Un padre valiente y creativo
La familia de Nazaret tuvo que resolver necesidades ordinarias: encontrar refugio, obtener alimento y hallar trabajo durante la estancia en Egipto. La Sagrada Familia compartió así la vulnerabilidad de tantas familias migrantes que abandonan su tierra a causa de la guerra, la persecución, el odio o la pobreza.
Francisco llama a san José patrono especial de quienes abandonan su patria por necesidad. Su fortaleza no consistió en eliminar todas las dificultades, sino en buscar soluciones concretas dentro de circunstancias adversas.
La creatividad de José nace de la confianza en Dios y de la responsabilidad. Ante una situación nueva, no se refugia en la pasividad. Protege a María y a Jesús, busca un lugar seguro y adapta sus decisiones a las circunstancias sin perder de vista la misión recibida.
Esta enseñanza resulta aplicable a la vida familiar, laboral y social. La fe no dispensa de la prudencia, la planificación ni el esfuerzo; orienta esas capacidades hacia el cuidado de las personas y el bien común.
Un padre trabajador
San José era carpintero y obtenía mediante su trabajo honrado los recursos necesarios para sostener a su familia. Francisco presenta el trabajo de José como una realidad dotada de valor, dignidad y alegría. Jesús aprendió en el hogar de Nazaret el significado del pan fruto del trabajo humano.
El trabajo participa, según Patris corde, en la obra creadora y salvadora de Dios. Permite desarrollar talentos, poner las capacidades al servicio de la sociedad y fortalecer la comunión fraterna. También contribuye a la realización de la familia, célula fundamental de la sociedad.
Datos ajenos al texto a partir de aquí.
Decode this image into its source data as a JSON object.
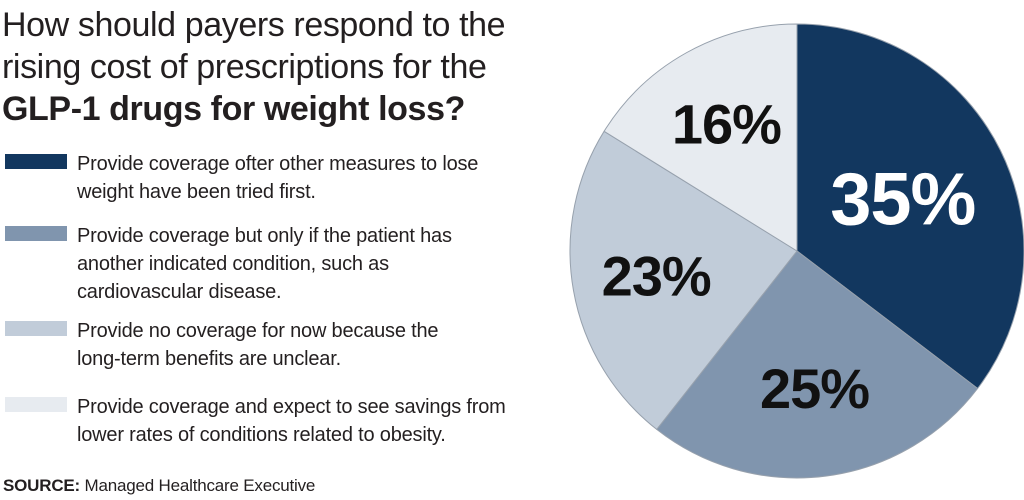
{
  "title": {
    "line1": "How should payers respond to the",
    "line2": "rising cost of prescriptions for the",
    "line3": "GLP-1 drugs for weight loss?"
  },
  "legend": {
    "items": [
      {
        "label": "Provide coverage ofter other measures to lose\nweight have been tried first."
      },
      {
        "label": "Provide coverage but only if the patient has\nanother indicated condition, such as\ncardiovascular disease."
      },
      {
        "label": "Provide no coverage for now because the\nlong-term benefits are unclear."
      },
      {
        "label": "Provide coverage and expect to see savings from\nlower rates of conditions related to obesity."
      }
    ]
  },
  "source": {
    "label": "SOURCE:",
    "text": " Managed Healthcare Executive"
  },
  "chart_data": {
    "type": "pie",
    "title": "How should payers respond to the rising cost of prescriptions for the GLP-1 drugs for weight loss?",
    "start_angle_deg": 0,
    "direction": "clockwise",
    "legend_position": "left",
    "stroke_color": "#97a1ad",
    "slices": [
      {
        "label": "Provide coverage ofter other measures to lose weight have been tried first.",
        "value": 35,
        "display": "35%",
        "color": "#12375f",
        "label_color": "#ffffff",
        "label_font_px": 74,
        "label_radius": 0.52
      },
      {
        "label": "Provide coverage but only if the patient has another indicated condition, such as cardiovascular disease.",
        "value": 25,
        "display": "25%",
        "color": "#8095ae",
        "label_color": "#111111",
        "label_font_px": 56,
        "label_radius": 0.61
      },
      {
        "label": "Provide no coverage for now because the long-term benefits are unclear.",
        "value": 23,
        "display": "23%",
        "color": "#c1ccd9",
        "label_color": "#111111",
        "label_font_px": 56,
        "label_radius": 0.63
      },
      {
        "label": "Provide coverage and expect to see savings from lower rates of conditions related to obesity.",
        "value": 16,
        "display": "16%",
        "color": "#e7ebf0",
        "label_color": "#111111",
        "label_font_px": 56,
        "label_radius": 0.64
      }
    ]
  }
}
La pérdida del empleo puede provocar vulnerabilidad económica, tensiones, aislamiento y ruptura familiar. Por este motivo, la dignidad del trabajo exige promover condiciones que permitan a toda persona obtener un sustento digno. Francisco pide una sociedad en la que ningún joven, ninguna persona y ninguna familia carezcan de trabajo.
La figura de san José también protege a quienes realizan tareas humildes o poco visibles. Su vida demuestra que la importancia de una persona no depende de la fama, del prestigio profesional ni del reconocimiento público.
Un padre en la sombra
Patris corde utiliza la imagen de la sombra del Padre celestial para describir a José. Como una sombra protege sin ocupar el centro, José custodió a Jesús y permaneció junto a él sin buscar protagonismo.
Francisco distingue entre engendrar físicamente a un hijo y ejercer verdaderamente la paternidad. Un padre llega a serlo cuando asume la responsabilidad de cuidar una vida y acompañarla hacia la madurez. La paternidad, entendida de este modo, también puede expresarse en la responsabilidad espiritual, educativa y social hacia otras personas.
La verdadera paternidad no consiste en controlar al hijo ni en impedirle crecer. José introdujo a Jesús en la vida y en la realidad, pero no lo retuvo para satisfacer sus propias necesidades. El amor paterno debe preparar para la libertad, la responsabilidad y la toma de decisiones.
La tradición llama a José padre castísimo. Francisco interpreta la castidad como libertad frente a la posesión. El amor posesivo encierra y limita; el amor casto respeta la libertad del otro y busca su bien. José amó sin convertirse en el centro de la vida de María y de Jesús.